Le RGPD a déjà fortement encadré leur activité, et la proposition d'acte sur la gouvernance des données publiée par la Commission européenne en novembre dernier présente d'intéressantes propositions pour aller plus loin. J'espère que nous pourrons travailler sur ce sujet lorsque le deuxième volet de cette réglementation - la proposition d'acte sur les données - sera publié à l'automne prochain.

Force est cependant de constater que, malgré la défiance grandissante observée dans l'opinion publique envers les réseaux sociaux et le pistage généralisé, nous n'assistons pas pour l'instant, concrètement, à des refus massifs de ces pratiques par les utilisateurs ; certes, ils peuvent abandonner temporairement les réseaux sociaux ou les plateformes, mais ils ont tendance à y revenir.

L'obligation faite aux plateformes, dans le projet de DSA, d'informer clairement les utilisateurs sur le caractère publicitaire des communications commerciales auxquelles ils sont exposés, et de fournir des informations sur l'annonceur et les critères de ciblage utilisés, est tout à fait bienvenue. Cette proposition est conforme aux garanties de transparence imposées par le RGPD et la directive ePrivacy, et va même, pour ce qui est des critères de ciblage, au-delà du RGPD.

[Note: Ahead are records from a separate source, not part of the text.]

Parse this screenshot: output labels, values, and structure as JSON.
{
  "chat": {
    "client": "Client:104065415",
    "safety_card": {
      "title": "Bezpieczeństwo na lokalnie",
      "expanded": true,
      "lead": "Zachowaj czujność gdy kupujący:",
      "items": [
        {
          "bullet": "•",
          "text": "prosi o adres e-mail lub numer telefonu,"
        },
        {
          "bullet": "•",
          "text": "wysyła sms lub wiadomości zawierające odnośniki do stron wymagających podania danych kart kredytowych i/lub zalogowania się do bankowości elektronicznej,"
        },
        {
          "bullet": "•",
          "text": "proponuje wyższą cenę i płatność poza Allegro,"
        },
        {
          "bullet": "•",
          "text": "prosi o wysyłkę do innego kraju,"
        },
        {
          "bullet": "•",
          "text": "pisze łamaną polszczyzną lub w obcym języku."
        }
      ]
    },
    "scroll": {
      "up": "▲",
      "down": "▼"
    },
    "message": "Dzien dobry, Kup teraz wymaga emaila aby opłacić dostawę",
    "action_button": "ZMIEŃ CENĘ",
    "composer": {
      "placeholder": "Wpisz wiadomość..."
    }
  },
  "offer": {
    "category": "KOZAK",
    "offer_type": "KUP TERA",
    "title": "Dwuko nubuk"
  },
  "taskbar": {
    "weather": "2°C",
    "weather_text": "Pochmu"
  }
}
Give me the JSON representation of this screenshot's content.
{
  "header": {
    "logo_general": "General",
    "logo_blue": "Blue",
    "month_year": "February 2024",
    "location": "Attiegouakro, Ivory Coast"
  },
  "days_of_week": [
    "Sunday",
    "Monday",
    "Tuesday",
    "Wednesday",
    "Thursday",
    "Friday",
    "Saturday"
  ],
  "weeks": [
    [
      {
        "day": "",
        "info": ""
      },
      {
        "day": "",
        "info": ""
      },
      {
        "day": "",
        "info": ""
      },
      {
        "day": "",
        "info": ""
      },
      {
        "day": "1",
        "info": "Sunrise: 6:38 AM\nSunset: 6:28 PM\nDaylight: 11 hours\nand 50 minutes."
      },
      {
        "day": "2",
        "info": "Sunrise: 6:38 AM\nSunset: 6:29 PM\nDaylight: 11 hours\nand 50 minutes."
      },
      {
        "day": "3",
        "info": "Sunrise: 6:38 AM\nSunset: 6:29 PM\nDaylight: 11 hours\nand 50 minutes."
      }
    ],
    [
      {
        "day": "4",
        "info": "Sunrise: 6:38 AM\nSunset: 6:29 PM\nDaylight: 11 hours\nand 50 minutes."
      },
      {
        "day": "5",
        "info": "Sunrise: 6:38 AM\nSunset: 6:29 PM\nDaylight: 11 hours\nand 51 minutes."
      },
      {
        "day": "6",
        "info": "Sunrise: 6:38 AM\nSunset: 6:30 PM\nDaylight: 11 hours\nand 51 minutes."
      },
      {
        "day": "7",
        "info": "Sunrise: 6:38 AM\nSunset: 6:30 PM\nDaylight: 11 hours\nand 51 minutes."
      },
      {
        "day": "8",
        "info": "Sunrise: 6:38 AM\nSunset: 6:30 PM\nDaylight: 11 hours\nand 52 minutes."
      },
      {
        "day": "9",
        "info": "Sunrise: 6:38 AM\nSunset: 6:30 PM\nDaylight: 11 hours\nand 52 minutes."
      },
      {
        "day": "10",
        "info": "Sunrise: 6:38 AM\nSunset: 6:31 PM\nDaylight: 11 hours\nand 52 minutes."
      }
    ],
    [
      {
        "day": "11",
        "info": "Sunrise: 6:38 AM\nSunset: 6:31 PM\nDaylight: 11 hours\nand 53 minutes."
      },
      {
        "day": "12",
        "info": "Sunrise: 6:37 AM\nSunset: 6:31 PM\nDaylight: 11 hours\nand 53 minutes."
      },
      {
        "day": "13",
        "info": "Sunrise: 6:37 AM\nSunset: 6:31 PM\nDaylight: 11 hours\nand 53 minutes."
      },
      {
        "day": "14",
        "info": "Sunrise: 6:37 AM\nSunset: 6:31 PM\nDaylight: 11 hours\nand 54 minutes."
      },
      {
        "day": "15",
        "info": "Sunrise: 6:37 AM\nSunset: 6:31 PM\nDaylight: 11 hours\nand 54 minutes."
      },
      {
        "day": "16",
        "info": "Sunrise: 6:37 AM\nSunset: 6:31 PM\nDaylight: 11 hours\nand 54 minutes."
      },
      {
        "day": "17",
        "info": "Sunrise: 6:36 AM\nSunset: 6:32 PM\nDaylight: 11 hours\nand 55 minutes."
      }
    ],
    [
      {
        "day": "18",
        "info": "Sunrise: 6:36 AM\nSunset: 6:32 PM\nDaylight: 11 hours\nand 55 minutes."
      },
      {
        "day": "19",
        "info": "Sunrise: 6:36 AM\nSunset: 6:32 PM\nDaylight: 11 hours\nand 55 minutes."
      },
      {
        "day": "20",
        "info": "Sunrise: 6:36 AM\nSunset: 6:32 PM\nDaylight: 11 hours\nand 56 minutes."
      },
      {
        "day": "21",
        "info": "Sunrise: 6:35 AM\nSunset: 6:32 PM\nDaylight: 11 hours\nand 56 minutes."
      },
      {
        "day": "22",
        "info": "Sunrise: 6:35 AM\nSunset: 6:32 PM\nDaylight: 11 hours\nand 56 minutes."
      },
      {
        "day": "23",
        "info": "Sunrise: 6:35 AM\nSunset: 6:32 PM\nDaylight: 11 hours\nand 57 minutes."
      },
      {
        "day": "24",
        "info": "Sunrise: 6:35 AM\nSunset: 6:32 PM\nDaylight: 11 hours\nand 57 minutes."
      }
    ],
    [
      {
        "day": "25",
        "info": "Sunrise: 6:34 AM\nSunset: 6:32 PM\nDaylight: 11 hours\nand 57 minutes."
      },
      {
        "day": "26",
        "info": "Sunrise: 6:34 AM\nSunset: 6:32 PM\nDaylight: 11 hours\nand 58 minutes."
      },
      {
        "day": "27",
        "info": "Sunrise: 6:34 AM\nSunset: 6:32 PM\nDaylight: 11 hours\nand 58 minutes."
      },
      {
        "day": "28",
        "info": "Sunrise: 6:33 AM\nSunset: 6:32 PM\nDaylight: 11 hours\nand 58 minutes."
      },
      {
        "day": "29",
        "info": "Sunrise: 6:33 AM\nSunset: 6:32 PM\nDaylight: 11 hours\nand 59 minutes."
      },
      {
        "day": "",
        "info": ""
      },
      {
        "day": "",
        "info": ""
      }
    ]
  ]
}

Cela devrait sensibiliser les utilisateurs au fonctionnement de ces systèmes de profilage, et aux atteintes potentielles à leur intimité et à leurs droits fondamentaux. Cependant, cela ne doit en aucun cas se substituer à la nécessité d'une application pleine et entière des règles européennes en matière de protection des données à caractère personnel.

Dans son avis sur le projet de DSA, le Contrôleur européen de la protection des données, que nous avons longuement auditionné, appelle la Commission à aller bien au-delà des mesures de transparence prévues dans le texte. Il suggère même d'aboutir in fine à la suppression de la publicité ciblée basée sur le profilage. Pour s'assurer de l'accord des utilisateurs au traitement de leurs données à des fins commerciales, conformément au RGPD, nous recommandons donc que les plateformes soient tenues de mettre à disposition des utilisateurs une option de désactivation de la publicité ciblée.

Sur la question du cadre de protection des données personnelles, la situation est contrastée. L'Europe dispose de l'une des législations les plus protectrices dans ce domaine, et la Commission nationale de l'informatique et des libertés (CNIL) comme le Comité européen de la protection des données (CEPD) - qui rassemble les « CNIL » européennes - estiment que le bilan du RGPD, entré en vigueur en 2018, est largement positif. Preuve de son efficacité, la totalité des grands acteurs du numérique a fait, ces deux dernières années, l'objet de plaintes au niveau européen à ce sujet, dont la plupart sont encore en cours de traitement.

Cependant, le consensus est également général pour estimer qu'il est indispensable de renforcer encore, d'une part, les moyens dont disposent les autorités nationales de protection des données, et, d'autre part, la coopération entre ces autorités nationales, afin de faire mieux vivre le système des autorités cheffes de file et harmoniser concrètement le niveau de protection dans les différents États membres.

La question de la publicité ciblée est, en outre, particulièrement sensible lorsqu'elle est utilisée à des fins de communication politique, aussi bien par les partis politiques traditionnels, dans le cadre de campagnes électorales, ou par des acteurs tiers, afin de déstabiliser des opinions. Toutefois, les modalités de manipulation des opinions sont différentes de celles que ma collègue a décrites concernant la diffusion des fausses nouvelles ; dans le cas de la publicité politique, les informations diffusées le sont en effet sciemment.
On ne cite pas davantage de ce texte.